Veteran journalist, Allister Sparks described Tutu this way: “Throughout the period when Mandela was in jail, Tutu was effectively the leader of the liberation struggle in the country.”

As his stature as an anti-apartheid activist grew, he was awarded the Nobel Peace Prize at the age of 53, becoming the second South African after Chief Albert Luthuli to receive the honour.

In 1986, he was elected the archbishop of Cape Town - the first black African to serve in the position.

In his sixties, he witnessed the release of Mandela from prison, who would later task him with setting up the Truth and Reconciliation Commission (TRC).

On 11 May 1994, he introduced Mandela to the crowds gathered at the Grand Parade.

During the early 90s, he played a mediation role between rival black groups in Gauteng and KwaZulu-Natal.

At the age of 63, he voted for the first time in his country, along with millions of others in the April 1994 democratic elections.

“No words would be able to adequately describe how I felt, how we all felt. It was a miracle. There was something in the atmosphere - you could even smell it,” he would later describe the experience.

However, a few months after the elections, Tutu publicly criticised the huge salaries that Mandela’s cabinet received.

“They stopped the gravy train long enough for them to get on it,” Tutu told the media.

Tutu was regarded by many as a proponent for Ubuntu and an architect of the Rainbow Nation.

As chair of the TRC, pictures of Tutu weeping spread across the media as he listened to the stories of families whose lives were shattered by apartheid and its agents.

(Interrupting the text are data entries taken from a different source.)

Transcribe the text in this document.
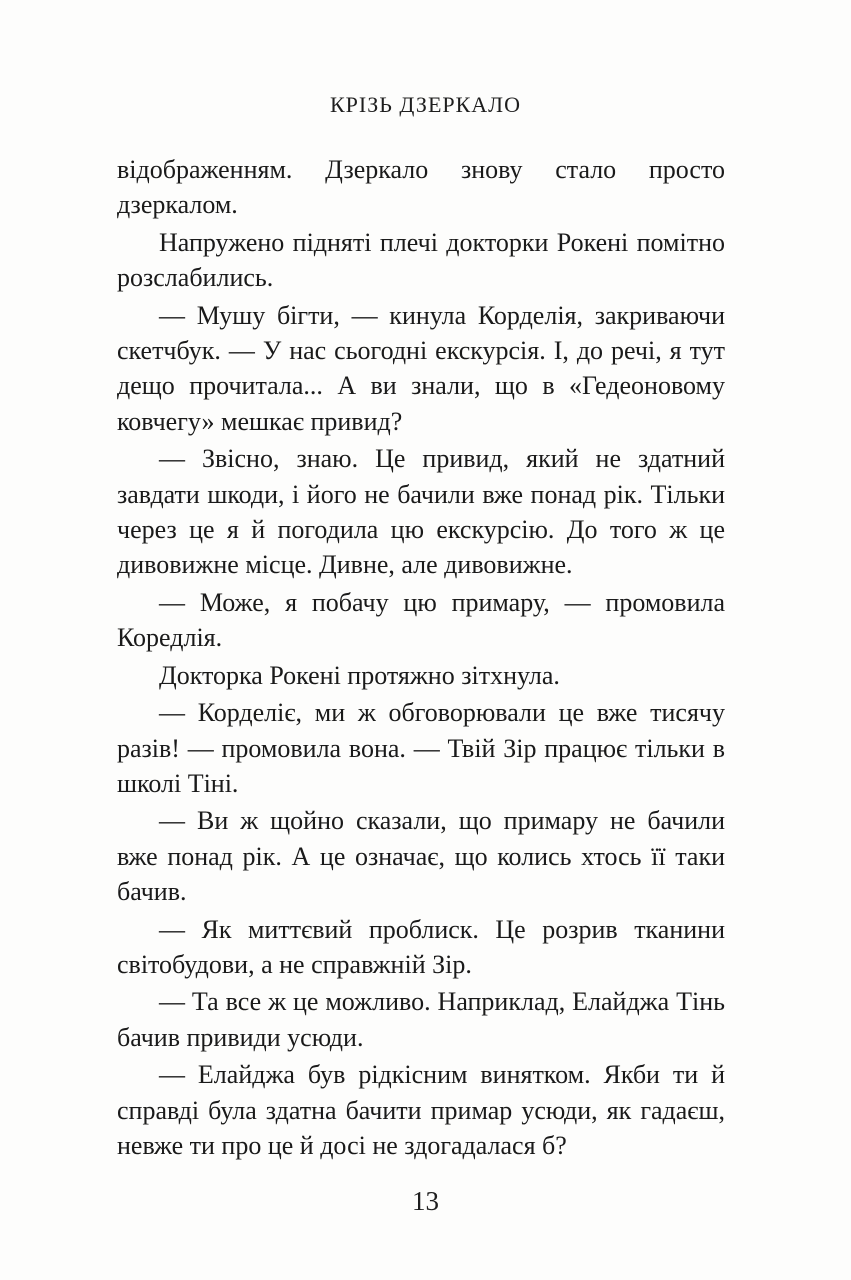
КРІЗЬ ДЗЕРКАЛО

відображенням. Дзеркало знову стало просто дзеркалом.

Напружено підняті плечі докторки Рокені помітно розслабились.

— Мушу бігти, — кинула Корделія, закриваючи скетчбук. — У нас сьогодні екскурсія. І, до речі, я тут дещо прочитала... А ви знали, що в «Гедеоновому ковчегу» мешкає привид?

— Звісно, знаю. Це привид, який не здатний завдати шкоди, і його не бачили вже понад рік. Тільки через це я й погодила цю екскурсію. До того ж це дивовижне місце. Дивне, але дивовижне.

— Може, я побачу цю примару, — промовила Коредлія.

Докторка Рокені протяжно зітхнула.

— Корделіє, ми ж обговорювали це вже тисячу разів! — промовила вона. — Твій Зір працює тільки в школі Тіні.

— Ви ж щойно сказали, що примару не бачили вже понад рік. А це означає, що колись хтось її таки бачив.

— Як миттєвий проблиск. Це розрив тканини світобудови, а не справжній Зір.

— Та все ж це можливо. Наприклад, Елайджа Тінь бачив привиди усюди.

— Елайджа був рідкісним винятком. Якби ти й справді була здатна бачити примар усюди, як гадаєш, невже ти про це й досі не здогадалася б?

13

For him, forgiveness was the only way to deal with the painful past.

Tutu announced his retirement in 1996.

However, his seventies were characterised by yet more responsibilities, focused on finding peace in the world.

Mandela also tasked Tutu to chair The Elders, a group of retired statesmen including former US president Jimmy Carter, former Irish prime minister Mary Robinson, former UN general secretary Kofi Annan and Ela Bhatt, an activist from India.

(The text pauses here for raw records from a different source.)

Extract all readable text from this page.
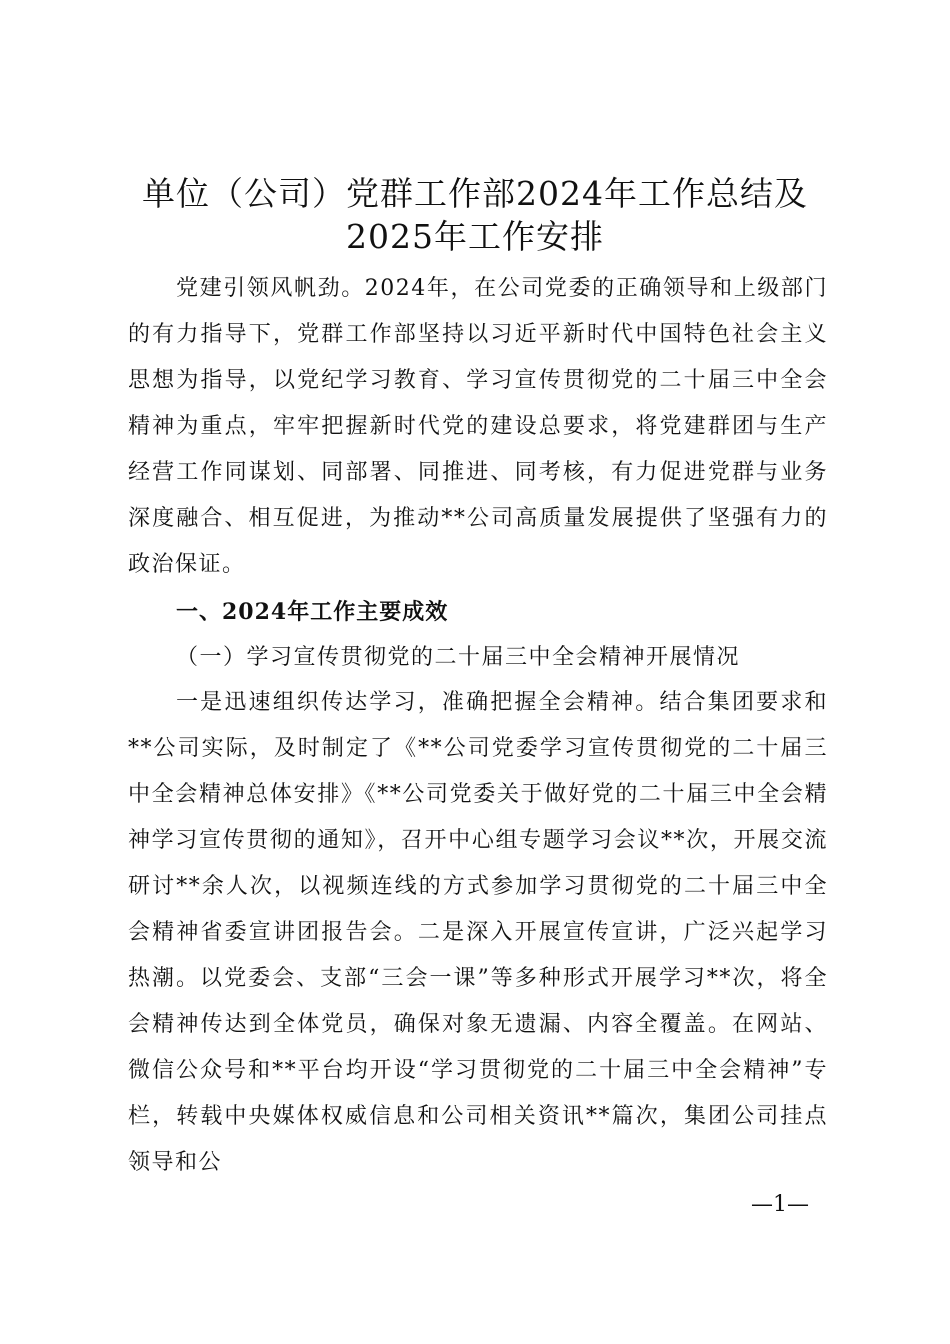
单位（公司）党群工作部2024年工作总结及
2025年工作安排

党建引领风帆劲。2024年，在公司党委的正确领导和上级部门的有力指导下，党群工作部坚持以习近平新时代中国特色社会主义思想为指导，以党纪学习教育、学习宣传贯彻党的二十届三中全会精神为重点，牢牢把握新时代党的建设总要求，将党建群团与生产经营工作同谋划、同部署、同推进、同考核，有力促进党群与业务深度融合、相互促进，为推动**公司高质量发展提供了坚强有力的政治保证。

一、2024年工作主要成效
（一）学习宣传贯彻党的二十届三中全会精神开展情况

一是迅速组织传达学习，准确把握全会精神。结合集团要求和**公司实际，及时制定了《**公司党委学习宣传贯彻党的二十届三中全会精神总体安排》《**公司党委关于做好党的二十届三中全会精神学习宣传贯彻的通知》，召开中心组专题学习会议**次，开展交流研讨**余人次，以视频连线的方式参加学习贯彻党的二十届三中全会精神省委宣讲团报告会。二是深入开展宣传宣讲，广泛兴起学习热潮。以党委会、支部“三会一课”等多种形式开展学习**次，将全会精神传达到全体党员，确保对象无遗漏、内容全覆盖。在网站、微信公众号和**平台均开设“学习贯彻党的二十届三中全会精神”专栏，转载中央媒体权威信息和公司相关资讯**篇次，集团公司挂点领导和公

—1—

The group used their experience and skills to solve global challenges.

Tutu led a delegation of the Elders to Darfur, Sudan to broker a peace deal.

Mandela also sent him to Liberia and Nigeria to help find peace.

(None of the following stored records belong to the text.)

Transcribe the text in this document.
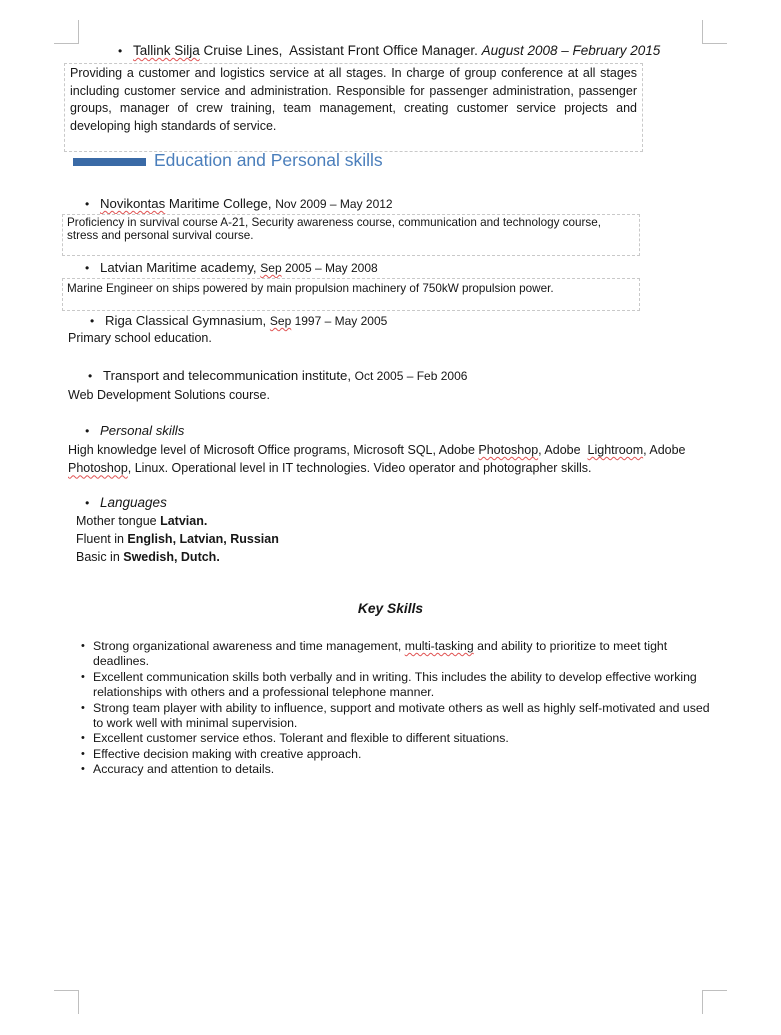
•Tallink Silja Cruise Lines,  Assistant Front Office Manager. August 2008 – February 2015
Providing a customer and logistics service at all stages. In charge of group conference at all stages including customer service and administration. Responsible for passenger administration, passenger groups, manager of crew training, team management, creating customer service projects and developing high standards of service.
Education and Personal skills
•Novikontas Maritime College, Nov 2009 – May 2012
Proficiency in survival course A-21, Security awareness course, communication and technology course, stress and personal survival course.
•Latvian Maritime academy, Sep 2005 – May 2008
Marine Engineer on ships powered by main propulsion machinery of 750kW propulsion power.
•Riga Classical Gymnasium, Sep 1997 – May 2005
Primary school education.
•Transport and telecommunication institute, Oct 2005 – Feb 2006
Web Development Solutions course.
•Personal skills
High knowledge level of Microsoft Office programs, Microsoft SQL, Adobe Photoshop, Adobe  Lightroom, Adobe Photoshop, Linux. Operational level in IT technologies. Video operator and photographer skills.
•Languages
Mother tongue Latvian.
Fluent in English, Latvian, Russian
Basic in Swedish, Dutch.
Key Skills
• Strong organizational awareness and time management, multi-tasking and ability to prioritize to meet tight deadlines.
• Excellent communication skills both verbally and in writing. This includes the ability to develop effective working relationships with others and a professional telephone manner.
• Strong team player with ability to influence, support and motivate others as well as highly self-motivated and used to work well with minimal supervision.
• Excellent customer service ethos. Tolerant and flexible to different situations.
• Effective decision making with creative approach.
• Accuracy and attention to details.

Former US president Barack Obama met with Tutu in 2006, long before he became president and in 2004, actor Will Smith was photographed with him at the Tribeca Film Festival in New York.

In 2009, Obama awarded Tutu with the Presidential Medal of Freedom.

Not one to shy away from controversial issues, he criticised the ANC-led government for denying the Dalai Lama a visa to visit South Africa in 2011.

In his eighties, he continued with his lifelong commitment of speaking truth to power and criticised the church for not recognising same-sex marriages and referred to the negative treatment of gay people as the “new apartheid”.